Clonal populations of cells, grown either as a planktonic or biofilm culture, give rise to persistent subpopulations of cells that resist killing by high concentrations of antimicrobials. Persistence is not the same as resistance, as persister populations possess no resistance mechanisms carried on transposable elements. They survive but do not grow in the presence of the selective agent, and when regrown the persister population recapitulates the killing curve of the original population when challenged again with the same antimicrobial. These persister populations typically represent about 0.1% of a logarithmic planktonic culture and up to about 10% of the initial population in a biofilm and they may therefore account for the higher level of antimicrobial tolerance seen in biofilms. Although persister cells were first reported in the 1940s the molecular mechanisms responsible for their properties are still a subject of debate. Persister cells are not produced in response to a challenge but preexist in the population and can be selected from any homogenous population of cells for being a slow growing, physiological distinct subpopulations of small cells capable of tolerance to environmental stress. The mechanism by which persistence is manifested remains a focus of many studies. Persistence in E. coli has been mapped to the high persistence operon (hip), containing the hi-pA gene that encodes a toxin and the hip-B gene that encodes an antitoxin that functions as a DNA-binding protein that both binds Hip-A and also autoregulates the expression of the hip operon itself. Homologues of the hip operon are found across many bacterial genera, suggesting this is a common mechanism of resistance. Interestingly, in E. coli and other species redundant toxin–antitoxin genes have been identified, suggesting the possible specialization of sets of genes to deal with specific stress factors. Recently a toxin– antitoxin pair, yafQdinJ has been shown to act on biofilm but not planktonic populations to protect them against very specific antimicrobials, which may provide a possible rationale for the redundancy seen in these systems.


b)  Subpopulations of cells— the ‘insurance hypothesis’

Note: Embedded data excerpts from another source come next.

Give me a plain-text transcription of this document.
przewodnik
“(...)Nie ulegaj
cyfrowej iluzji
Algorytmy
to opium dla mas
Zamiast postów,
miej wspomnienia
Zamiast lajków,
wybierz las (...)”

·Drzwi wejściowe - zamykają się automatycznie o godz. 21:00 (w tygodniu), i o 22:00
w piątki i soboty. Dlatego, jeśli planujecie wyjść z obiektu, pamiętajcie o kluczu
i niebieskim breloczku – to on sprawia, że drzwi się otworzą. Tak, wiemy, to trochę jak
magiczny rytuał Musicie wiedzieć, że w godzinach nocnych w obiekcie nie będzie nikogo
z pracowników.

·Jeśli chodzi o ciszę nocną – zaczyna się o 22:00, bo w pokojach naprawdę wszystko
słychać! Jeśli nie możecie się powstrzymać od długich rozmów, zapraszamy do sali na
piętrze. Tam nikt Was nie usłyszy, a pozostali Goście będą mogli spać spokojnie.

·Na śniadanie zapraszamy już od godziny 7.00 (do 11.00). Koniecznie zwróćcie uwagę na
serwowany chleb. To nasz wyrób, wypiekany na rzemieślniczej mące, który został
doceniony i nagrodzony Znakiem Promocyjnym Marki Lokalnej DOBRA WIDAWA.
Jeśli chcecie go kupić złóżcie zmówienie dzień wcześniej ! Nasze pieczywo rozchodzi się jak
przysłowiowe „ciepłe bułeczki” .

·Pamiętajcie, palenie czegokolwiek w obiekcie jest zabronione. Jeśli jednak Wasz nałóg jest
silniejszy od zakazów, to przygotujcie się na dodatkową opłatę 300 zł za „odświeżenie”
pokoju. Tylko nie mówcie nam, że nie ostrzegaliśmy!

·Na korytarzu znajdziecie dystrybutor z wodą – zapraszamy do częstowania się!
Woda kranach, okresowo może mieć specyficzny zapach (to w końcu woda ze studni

Biofilms are made up of cells that have adapted to a wide range of physiological states associated with the nutritional gradients within the biofilm, and hence even if the biofilm is initiated from a clonal population it will display heterogeneity at both the phenotypic and genotypic level. This diversity is enhanced when the biofilm is placed under antimicrobial stress. Persister cell populations, discussed above, represent only one adaptive state that contributes to the increased tolerance of biofilms to antimicrobials. The combination of diverse populations found in the biofilm that contribute to tolerance has been referred to as the insurance hypothesis, where diversity is increased in an attempt to ensure a population will survive the stress of antimicrobial challenge or increased metal or toxin concentrations in nature. This is an area of immense interest and a field of study that is just in its infancy. At this point numerous variants, separated on morphological criteria from challenged populations, have been identified, but only now with the advent of new-generation sequencing can these populations be screened for possible mutations that lead to their tolerant phenotype. This is an area worth keeping an eye on in the future.